There was a substantial number of things that were happening on the outside – as there usually was – to Tora. But that number could not rival the bright, buzzing internal world that she'd populated with a nice brew of electricity and thought.

Aim.

She sprung away from her opponent, opening up some space. He reeled back in surprise, pressing himself against the edge of the fighting ring. The time for thinking came to an end – she knew it was time to switch gears. This single moment stretched out. With brass knuckles fitted tightly to both hands, she bounded towards the man who swayed clumsily on his heels as he tried to steady himself. His aim was not weak but clumsy, and his balance uncentered.

Strike.

She clutched her brass knuckles tightly, and with a wide swing, slammed the coarse metal into the man's exposed sides. The sharp, corrugated claws of metal scraped the side of the man's body and tore through several layers of skin. At her fingertips, sparks sizzled like ephemeral shooting stars. It would've taken a watchful eye to notice this, and there were not many watchful eyes out there. Not at this day and age. The power that brimmed within her was wrestled into some discernible shape of a girl with a short, jagged haircut and metal at her knuckles. On days like this, she was thankful for it—because she could make out their faint whispers, the awry gossip that zipped through the crowd. She's a machine. She's a monster.

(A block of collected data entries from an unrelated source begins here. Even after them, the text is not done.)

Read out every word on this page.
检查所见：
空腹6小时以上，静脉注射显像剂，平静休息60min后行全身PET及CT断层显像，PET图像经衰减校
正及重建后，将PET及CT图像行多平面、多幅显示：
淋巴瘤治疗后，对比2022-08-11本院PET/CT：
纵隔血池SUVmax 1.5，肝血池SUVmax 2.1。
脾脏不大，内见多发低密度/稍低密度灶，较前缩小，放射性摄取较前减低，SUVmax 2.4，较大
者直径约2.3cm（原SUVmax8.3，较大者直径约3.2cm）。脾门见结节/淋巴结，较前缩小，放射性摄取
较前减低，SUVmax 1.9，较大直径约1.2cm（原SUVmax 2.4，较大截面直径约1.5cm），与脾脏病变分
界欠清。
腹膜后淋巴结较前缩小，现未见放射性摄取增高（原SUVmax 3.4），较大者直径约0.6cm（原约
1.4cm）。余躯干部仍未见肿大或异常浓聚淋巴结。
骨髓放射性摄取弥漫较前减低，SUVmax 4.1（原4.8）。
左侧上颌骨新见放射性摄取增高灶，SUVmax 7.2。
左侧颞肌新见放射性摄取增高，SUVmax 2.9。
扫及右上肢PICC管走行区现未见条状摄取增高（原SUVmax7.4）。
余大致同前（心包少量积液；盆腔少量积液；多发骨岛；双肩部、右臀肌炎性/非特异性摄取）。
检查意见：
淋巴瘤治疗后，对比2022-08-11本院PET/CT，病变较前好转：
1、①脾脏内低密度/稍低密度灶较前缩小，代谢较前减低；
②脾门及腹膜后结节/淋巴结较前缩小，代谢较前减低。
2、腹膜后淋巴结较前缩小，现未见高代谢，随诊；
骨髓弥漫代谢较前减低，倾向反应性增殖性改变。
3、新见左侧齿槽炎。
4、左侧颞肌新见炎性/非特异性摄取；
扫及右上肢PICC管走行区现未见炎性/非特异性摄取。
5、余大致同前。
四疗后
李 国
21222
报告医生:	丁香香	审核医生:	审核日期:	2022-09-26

She hadn't quite decided if the whispers were to be taken as an insult or compliment. But she liked to reassure herself and think the latter.

The moment paused for such a length of time that its consequence was almost forgotten until a loud, sickening, splintering crack reverberated throughout the man's body. Like a roll of thunder.

She was lightning.

The man staggered back, eyes unfocused. He looked like he didn't know what was going on. He probably didn't.

Tora allowed him to draw near, and at times like this she felt like a puppeteer. In fights like these, she had to give it all or nothing. Wing's fight club did not stand on moral foundations of fairness and meritocracy. Once, a stocky opponent who fought with his fists more than his brain had his accomplice stand on the side of the ring to try to knock her out and beat her bloody with a metal hammer. Once, another fighter had pushed her out of the ring when he'd been cornered so that he could get more space. The word 'fair' could not even begin to describe the seductive, sparking underbelly of the Equatorial City. It stood on the shoulders of a world gone feral, and you could either submit, or rise to secure the throne.